Fault-tolerant interfaces for quantum LDPC codes
Matthias Christandl, Omar Fawzi, Ashutosh Goswami
TL;DR
This work develops constant-overhead fault-tolerant interfaces for quantum LDPC codes to enable fault-tolerant quantum state preparation with only constant qubit overhead. It introduces partial decoding interfaces that map encoded data across a hierarchy of QLDPC code levels, while maintaining a local stochastic error model and leveraging efficient QLDPC decoders. The authors prove a main theorem asserting the existence of decoding interfaces with constant overhead and controlled output errors, and they analyze error propagation via a sophisticated block-error-pattern framework mapped onto a binary tree.
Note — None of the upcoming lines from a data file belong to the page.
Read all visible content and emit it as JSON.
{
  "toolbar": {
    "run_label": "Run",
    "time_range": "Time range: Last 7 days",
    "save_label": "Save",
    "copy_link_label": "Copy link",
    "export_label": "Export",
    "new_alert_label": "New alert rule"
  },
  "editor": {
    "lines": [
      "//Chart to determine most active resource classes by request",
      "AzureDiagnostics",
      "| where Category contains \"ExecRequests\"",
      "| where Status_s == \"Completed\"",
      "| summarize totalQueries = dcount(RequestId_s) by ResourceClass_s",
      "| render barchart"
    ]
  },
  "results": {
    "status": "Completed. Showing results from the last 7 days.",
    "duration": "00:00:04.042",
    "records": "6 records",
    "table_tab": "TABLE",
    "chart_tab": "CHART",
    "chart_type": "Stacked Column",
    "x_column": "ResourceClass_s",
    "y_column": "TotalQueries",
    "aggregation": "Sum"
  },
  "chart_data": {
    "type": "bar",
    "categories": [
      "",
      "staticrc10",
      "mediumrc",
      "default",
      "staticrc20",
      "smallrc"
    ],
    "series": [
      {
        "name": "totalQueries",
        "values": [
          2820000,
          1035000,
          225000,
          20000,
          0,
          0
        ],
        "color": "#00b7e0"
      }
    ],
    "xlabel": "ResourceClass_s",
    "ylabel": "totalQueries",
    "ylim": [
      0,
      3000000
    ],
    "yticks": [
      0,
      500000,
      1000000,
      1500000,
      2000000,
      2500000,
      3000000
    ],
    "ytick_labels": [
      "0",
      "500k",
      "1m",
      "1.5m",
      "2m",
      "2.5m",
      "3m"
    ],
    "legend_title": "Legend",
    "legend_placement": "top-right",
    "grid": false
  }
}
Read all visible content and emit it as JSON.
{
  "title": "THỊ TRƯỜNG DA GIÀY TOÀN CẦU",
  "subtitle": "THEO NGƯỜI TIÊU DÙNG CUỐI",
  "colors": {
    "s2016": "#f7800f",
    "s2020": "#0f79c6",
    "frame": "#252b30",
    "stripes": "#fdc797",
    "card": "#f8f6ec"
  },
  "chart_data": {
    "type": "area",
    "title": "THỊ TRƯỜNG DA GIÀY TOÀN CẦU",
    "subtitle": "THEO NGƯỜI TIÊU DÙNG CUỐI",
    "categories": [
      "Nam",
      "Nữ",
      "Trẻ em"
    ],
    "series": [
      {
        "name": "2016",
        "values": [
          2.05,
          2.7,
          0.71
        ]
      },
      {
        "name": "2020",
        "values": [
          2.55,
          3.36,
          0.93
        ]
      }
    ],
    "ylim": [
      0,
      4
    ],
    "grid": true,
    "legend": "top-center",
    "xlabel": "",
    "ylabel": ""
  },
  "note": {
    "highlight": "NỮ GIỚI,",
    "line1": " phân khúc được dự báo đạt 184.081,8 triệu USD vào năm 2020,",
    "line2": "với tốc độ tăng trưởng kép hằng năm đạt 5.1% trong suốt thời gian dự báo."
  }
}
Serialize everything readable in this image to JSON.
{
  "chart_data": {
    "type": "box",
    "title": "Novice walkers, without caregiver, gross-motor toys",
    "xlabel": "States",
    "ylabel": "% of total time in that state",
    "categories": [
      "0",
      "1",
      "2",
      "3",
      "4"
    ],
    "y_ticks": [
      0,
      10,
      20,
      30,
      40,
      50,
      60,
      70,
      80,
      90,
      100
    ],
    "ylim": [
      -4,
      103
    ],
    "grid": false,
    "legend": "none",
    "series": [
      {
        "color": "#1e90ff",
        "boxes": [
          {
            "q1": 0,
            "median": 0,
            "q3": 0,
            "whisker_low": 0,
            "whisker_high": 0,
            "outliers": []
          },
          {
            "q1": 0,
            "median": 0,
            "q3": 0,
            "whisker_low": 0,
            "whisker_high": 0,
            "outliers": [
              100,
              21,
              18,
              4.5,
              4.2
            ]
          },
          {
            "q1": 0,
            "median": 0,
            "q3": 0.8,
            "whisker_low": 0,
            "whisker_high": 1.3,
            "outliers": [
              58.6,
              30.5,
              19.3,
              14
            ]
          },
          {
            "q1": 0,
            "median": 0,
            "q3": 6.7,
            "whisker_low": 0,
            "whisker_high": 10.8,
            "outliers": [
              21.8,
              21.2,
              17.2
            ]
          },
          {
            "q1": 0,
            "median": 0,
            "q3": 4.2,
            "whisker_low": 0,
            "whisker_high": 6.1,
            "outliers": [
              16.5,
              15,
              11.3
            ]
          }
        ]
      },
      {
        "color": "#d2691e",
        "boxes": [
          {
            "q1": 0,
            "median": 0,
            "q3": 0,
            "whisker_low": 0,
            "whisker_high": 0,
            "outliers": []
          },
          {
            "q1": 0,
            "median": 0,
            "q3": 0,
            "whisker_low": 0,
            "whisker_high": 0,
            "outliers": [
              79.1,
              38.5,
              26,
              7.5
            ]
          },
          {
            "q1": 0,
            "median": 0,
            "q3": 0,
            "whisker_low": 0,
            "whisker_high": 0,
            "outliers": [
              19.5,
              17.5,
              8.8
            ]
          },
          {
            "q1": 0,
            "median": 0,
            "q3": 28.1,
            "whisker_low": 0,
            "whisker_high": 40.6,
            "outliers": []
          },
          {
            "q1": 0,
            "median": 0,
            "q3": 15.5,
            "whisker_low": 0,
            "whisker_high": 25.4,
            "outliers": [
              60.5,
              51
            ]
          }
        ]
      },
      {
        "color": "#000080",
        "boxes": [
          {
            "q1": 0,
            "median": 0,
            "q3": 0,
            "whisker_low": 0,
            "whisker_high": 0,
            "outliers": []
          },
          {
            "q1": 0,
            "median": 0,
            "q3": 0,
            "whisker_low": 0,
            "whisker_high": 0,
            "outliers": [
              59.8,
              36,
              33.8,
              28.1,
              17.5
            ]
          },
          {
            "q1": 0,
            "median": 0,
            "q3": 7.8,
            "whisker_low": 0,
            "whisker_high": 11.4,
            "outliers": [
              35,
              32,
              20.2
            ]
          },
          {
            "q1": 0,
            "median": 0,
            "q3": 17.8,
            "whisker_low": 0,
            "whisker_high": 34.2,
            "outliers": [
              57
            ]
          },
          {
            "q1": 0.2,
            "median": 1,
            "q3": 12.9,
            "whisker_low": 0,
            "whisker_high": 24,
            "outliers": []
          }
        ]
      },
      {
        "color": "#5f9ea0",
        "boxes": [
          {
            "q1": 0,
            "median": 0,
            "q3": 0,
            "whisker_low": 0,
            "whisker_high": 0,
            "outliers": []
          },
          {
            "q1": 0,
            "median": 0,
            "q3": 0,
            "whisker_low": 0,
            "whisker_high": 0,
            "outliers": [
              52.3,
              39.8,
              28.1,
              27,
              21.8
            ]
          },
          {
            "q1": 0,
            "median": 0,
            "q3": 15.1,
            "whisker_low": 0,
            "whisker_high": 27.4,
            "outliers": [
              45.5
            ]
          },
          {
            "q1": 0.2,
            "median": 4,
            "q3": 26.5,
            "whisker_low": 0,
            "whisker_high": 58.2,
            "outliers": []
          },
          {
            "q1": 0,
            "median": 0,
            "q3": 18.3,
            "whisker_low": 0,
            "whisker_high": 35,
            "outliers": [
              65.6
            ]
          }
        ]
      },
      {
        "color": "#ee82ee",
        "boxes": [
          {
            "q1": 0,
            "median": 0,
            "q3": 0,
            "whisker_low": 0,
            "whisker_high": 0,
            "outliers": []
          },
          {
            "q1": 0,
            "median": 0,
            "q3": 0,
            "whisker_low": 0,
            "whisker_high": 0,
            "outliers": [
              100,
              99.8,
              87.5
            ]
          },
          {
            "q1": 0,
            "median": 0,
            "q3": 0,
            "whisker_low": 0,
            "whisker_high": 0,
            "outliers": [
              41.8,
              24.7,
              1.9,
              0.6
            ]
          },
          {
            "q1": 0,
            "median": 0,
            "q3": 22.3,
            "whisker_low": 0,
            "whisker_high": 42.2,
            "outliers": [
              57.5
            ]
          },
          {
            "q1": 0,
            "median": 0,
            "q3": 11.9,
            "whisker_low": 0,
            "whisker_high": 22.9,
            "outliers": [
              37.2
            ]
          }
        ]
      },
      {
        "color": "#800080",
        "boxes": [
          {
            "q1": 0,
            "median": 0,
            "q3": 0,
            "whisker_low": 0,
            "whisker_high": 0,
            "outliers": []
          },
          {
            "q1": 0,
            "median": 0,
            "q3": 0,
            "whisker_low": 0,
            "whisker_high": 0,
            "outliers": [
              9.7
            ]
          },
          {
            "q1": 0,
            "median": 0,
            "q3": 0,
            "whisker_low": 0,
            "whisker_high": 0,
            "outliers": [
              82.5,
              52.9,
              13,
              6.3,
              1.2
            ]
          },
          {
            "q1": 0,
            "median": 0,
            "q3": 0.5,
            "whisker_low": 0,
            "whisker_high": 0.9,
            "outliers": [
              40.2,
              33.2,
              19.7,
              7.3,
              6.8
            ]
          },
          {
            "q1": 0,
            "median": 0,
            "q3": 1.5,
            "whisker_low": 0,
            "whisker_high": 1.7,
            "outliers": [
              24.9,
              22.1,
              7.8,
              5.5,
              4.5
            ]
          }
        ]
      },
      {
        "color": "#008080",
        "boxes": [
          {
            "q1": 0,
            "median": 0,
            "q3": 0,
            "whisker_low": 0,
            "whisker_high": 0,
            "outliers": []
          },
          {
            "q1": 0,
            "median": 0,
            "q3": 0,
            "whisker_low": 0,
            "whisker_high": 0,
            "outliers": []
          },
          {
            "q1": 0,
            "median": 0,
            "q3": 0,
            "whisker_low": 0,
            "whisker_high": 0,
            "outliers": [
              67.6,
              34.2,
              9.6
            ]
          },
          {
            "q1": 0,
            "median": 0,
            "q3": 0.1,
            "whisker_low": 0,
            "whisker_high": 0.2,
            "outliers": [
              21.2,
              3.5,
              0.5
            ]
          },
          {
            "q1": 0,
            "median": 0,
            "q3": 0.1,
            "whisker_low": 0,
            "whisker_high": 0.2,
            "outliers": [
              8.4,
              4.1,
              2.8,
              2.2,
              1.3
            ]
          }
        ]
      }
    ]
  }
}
They further apply these interfaces to achieve fault-tolerant state preparation and discuss downstream benefits for fault-tolerant quantum computation and communication, highlighting potential practical reductions in resource overhead for large-scale quantum tasks.
Abstract
The preparation of a quantum state using a noisy quantum computer (gate noise strength $δ$), will necessarily affect an O($δ$)-fraction of the qubits, no matter which protocol is used. Here, we show that fault-tolerant quantum state preparation can be achieved with constant space overhead improving on previous constructions requiring polylogarithmic overhead. To achieve this, we add to the toolbox of fault-tolerant schemes for circuits with quantum input and output. More specifically, we construct fault-tolerant interfaces that decrease the level of protection for quantum low-density parity-check (LDPC) codes. When information is encoded in multiple code blocks, our interfaces have constant space overhead. In our decoder construction that change the level of protection by an arbitrary amount, we circumvent bottlenecks to error pileup and overhead by gradual lowering of the level of encoding at the same time as we increase the number of blocks on which decoding is carried out simultaneously.